Evrensel, Amerika’nın Sesi ve BBC Türkçe’nin haberlerine göre, 17 Ocak’ta Sur’a giren heyet, inceleme ve gözlemleriyle ilgili hazırladıkları raporu bir basın açıklaması ile kamuoyuyla paylaştı.
Rapora göre tescilli yapıların yerinde değil, yıkımlar iş makinalarıyla yapılmış ve Sur’un özgün kent mimarisi yerine yabancı, kimliksiz bir kent inşa edilmiş, bazı bölgelerde define avcıları kazı yapmış. Ayrıca yüze yakın tescilli sivil mimari örneği yapı büyük tahribata uğramış ve ağır hasarlı halde bulunuyor.
Mimarlar Odası Şube Eş Başkanı Şerefhan Aydın tarafından okunan raporda, şöyle dendi: “Sur içi bölgesinde Savaş, Hasırlı, Fatih Paşa, Dabanoğlu mahallelerinde kentsel dokuyu yansıtan 49 tescilli yapının kalıntılarının dahi yerinde olmadığı teyit edilmiştir. Onlarca sivil mimari örneği yapı yıkılmıştır. Yıkılan yapılara ait tekrar kullanılabilecek orijinal yapı malzemeleri alanda bulunamamıştır.

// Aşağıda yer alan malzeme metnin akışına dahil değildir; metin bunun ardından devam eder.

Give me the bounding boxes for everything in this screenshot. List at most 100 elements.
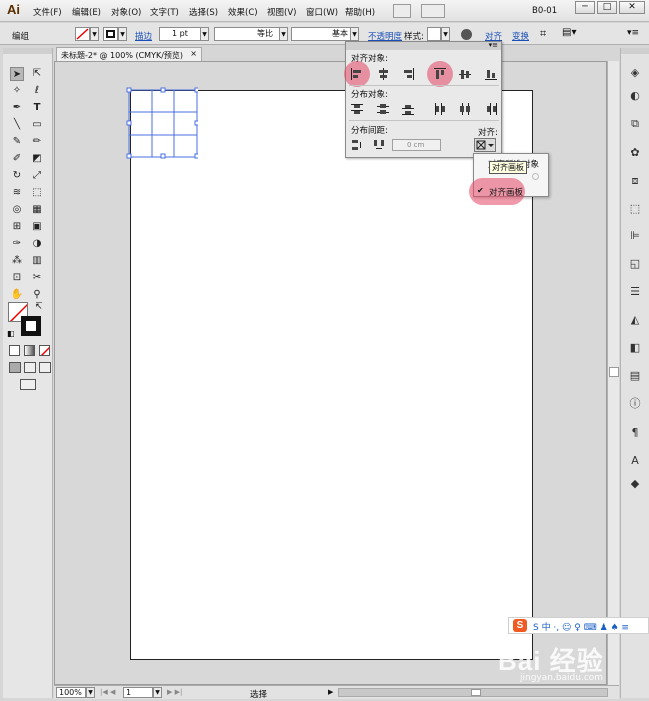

Uydu görüntüleri üzerinde yaptığımız çalışmalarda görüldüğü üzere her ne kadar alandaki yapılar tank ve topla dövülmüş olsa da, asıl yıkımın çatışmalardan sonra alandaki iş makineleri ile yaratıldığı tespit edilmiştir.
Alandaki yapıların mevcut durumu, yıkımların Kültür Bakanlığı uzmanları gözetiminde yapılmadığı, yıkımı gerçekleştiren kurumların kontrolsüz, özensiz, koordinasyon ve iletişim eksikliğiyle bu çalışmaları yürüttüğü ve şu anki tablonun oluşmasına sebep olduğu gözlemlenmiştir.
Bazı tescilli sivil mimari örneği ve korunması gerekli çevresel değerli yapıların bir bölümünün yıkılarak fiili araç yolu olarak kullanıldığı, ayrıca başta Yenikapı Sokak olmak üzere birçok sokağın Sur’un geleneksel kent planına aykırı bir şekilde genişletildiği, bunun sonucunda da birçok tescilli ve çevresel değerde korunması gerekli yapının yıkıldığı tespit edilmiştir.
Hiç kimsenin alana girişine izin verilmemesine rağmen bazı yapılarda define amaçlı kazıların yapıldığı ve yapıların tahrip edildiği gözlemlenmiştir.
Alanda yeni yapıların alt yapısı için iş makineleri ile ciddi derinlikte kazıların yapıldığı, Sur’un arkeolojik katmanlarının tahrip edildiği görülmüştür. Yapıların orijinallerinde yer almayan rögar ve telekomünikasyon müdahale kapaklarının bazı yapı avlularına yerleştirilerek avlu döşemesine aykırı yapılarak yapılara zarar verdiği görülmüştür.
Alanda yapılan yeni yapıların özgün geleneksel Diyarbakır mimari dokusuna aykırı, tamamen bazalt kaplı betonarme yapılar olduğu, cumba, bazalt taş, geniş avlu, sokağa cephe veren kapı pencere açıklıkları, avlu duvar detayları, süs havuzu gibi geleneksel Sur mimari evlerinin belirgin özelliklerini taşımadığı görülmüştür. Aynı zamanda yeni yapıların cephesinde yapıştırma yöntemiyle kullanılan bazalt taşın Diyarbakır’ın özgün bazalt taşı olmadığı, yapıların cephelerinde sokak dokusunu bozan geniş boyalı sıvalı bölümler yapıldığı gözlemlenmiştir.”
Rapora ilişkin son değerlendirmede ise şu ifadelere yer verildi: “İlgili ve yetkili kurumlara çağrımızdır; Sur’da gelişen tahribat daha fazla büyümeden bu yanlıştan dönülmeli ve Sur’un özgün kimliğine yaraşır çalışmaların yürütülmesi için çaba sarf edilmelidir.”